BETHEL — Town Manager Christine Landes, using the proposed tax rate calculated in the last budget cycle, said taxes on a home valued at $100,000 would increase to roughly $1,470 a year under the 90 percent property valuation, 10 percent student enrollment cost-sharing formula proposed for School Administrative District 44. After that, it would be about $1,490 a year under the 85/15 percent split, resulting in a total tax increase of about $269 a year.

With the current cost-sharing formula, based 100 percent on property valuation, a Bethel property owner pays approximately $1,350 a year in taxes on a home valued at $100,000. 

A Bethel resident, who wished to remain anonymous, gave their take on the potential formula change.

“A lot of voters feel that the funding change in Newry is only making the second and third homeowners have lower taxes and the residents of the other towns that own one home and live here year-round will feel the brunt of the cost-shifting,” the source said. “If the change is approved, Newry taxes will be substantially lower.”

But Newry Town Administrator Amy Bernard said that even though under the 90/10 split taxes would decrease $69 per year on a house valued at $100,000, taxpayers wouldn’t necessarily see that savings. Those funds would probably be allocated to something else, such as paying off the town’s bonds.

Another Bethel resident, who also wished to remain anonymous, said their concern is that if the formula change does go through, the tax increases will have an impact on the local economy, which may result in school budget cuts.
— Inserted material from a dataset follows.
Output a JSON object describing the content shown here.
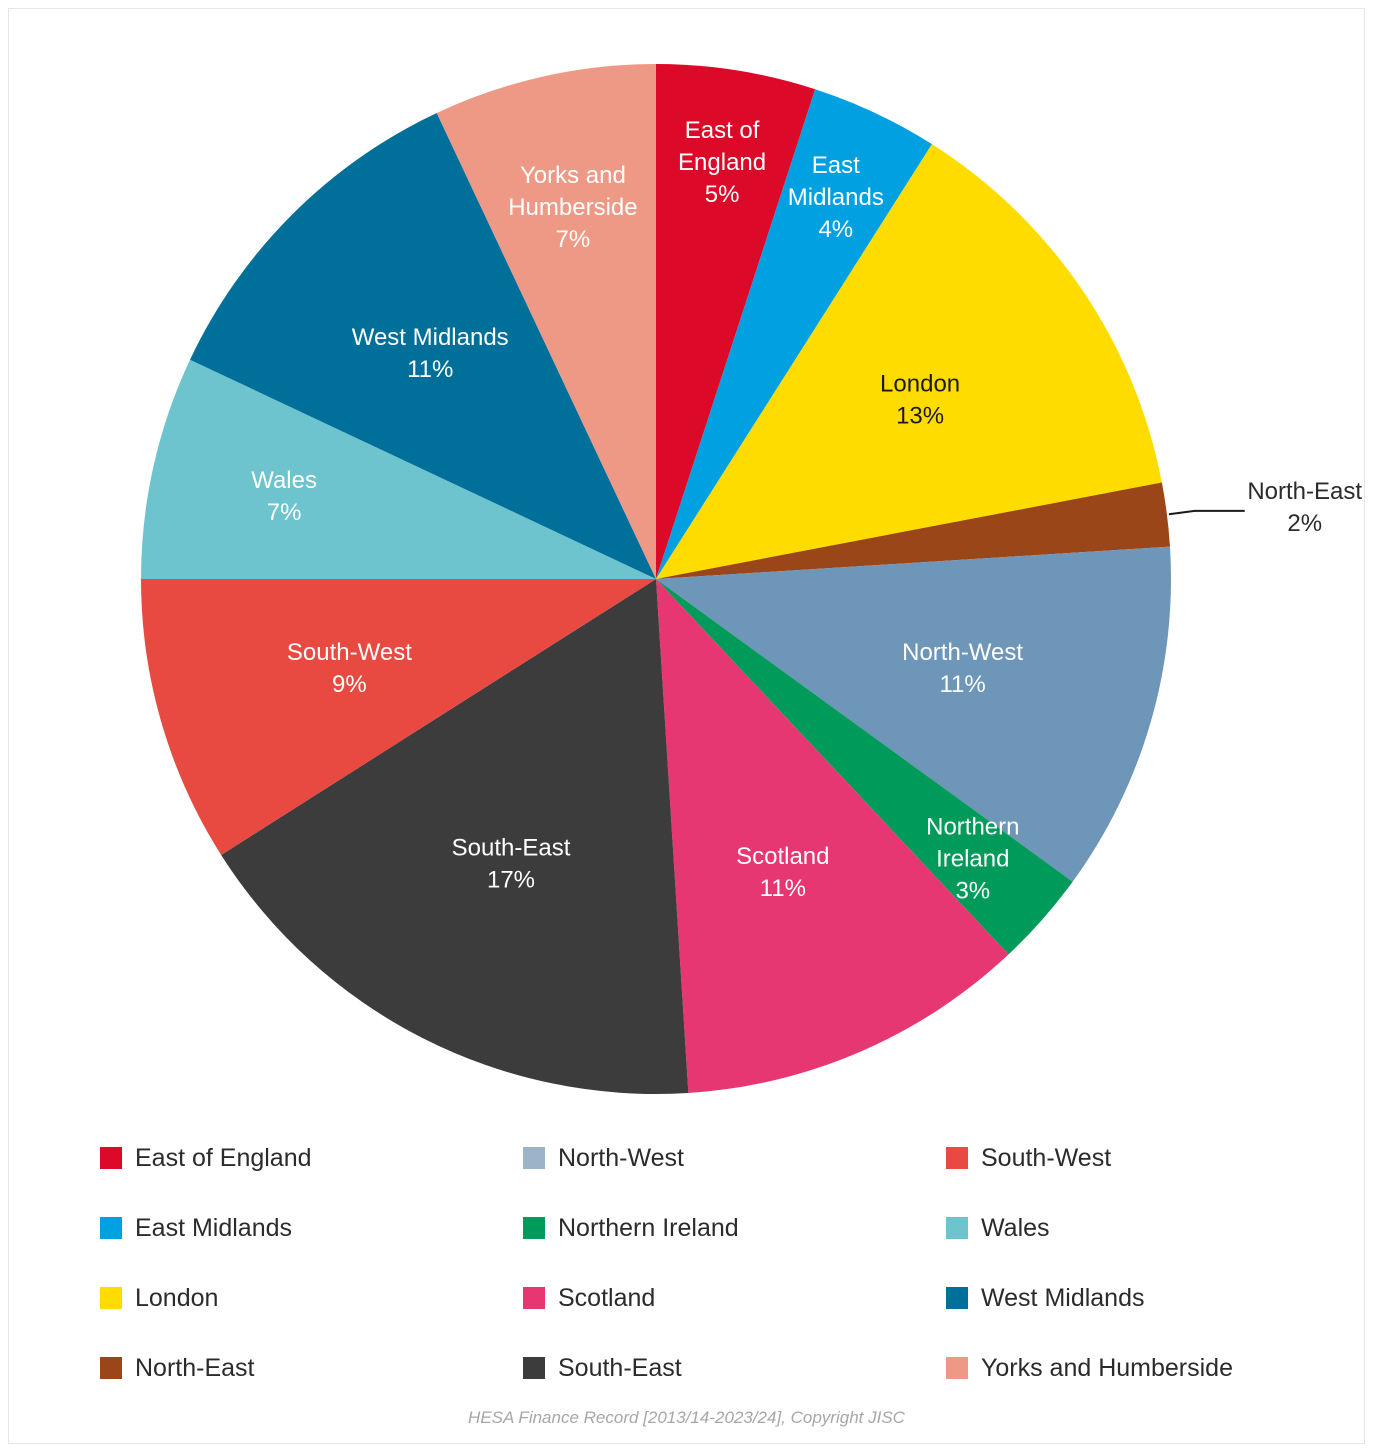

“If Newry withdraws it would be devastating, I think (the) cost-sharing (change) is the better alternative, but if this passes, Newry hasn’t made any indication they’re going to stop the process,” the source said.

Newry resident Jim Sysko’s said at the public hearing on Oct. 11 that even if the formula change is approved, Newry will continue its withdrawal efforts.

However, Bonnie Largess, also on the Withdrawal Committee, said Sysko’s opinion is not shared by all.

“Even though Mr. Sysko is entitled to his opinion, that’s his opinion,” Largess said.  “He’s not speaking for everyone on the committee.”

“Should the Newry Withdrawal Committee still want to continue, they’re going to have to go back to the voters and ask for more money, and they may not get it,” Bernard said.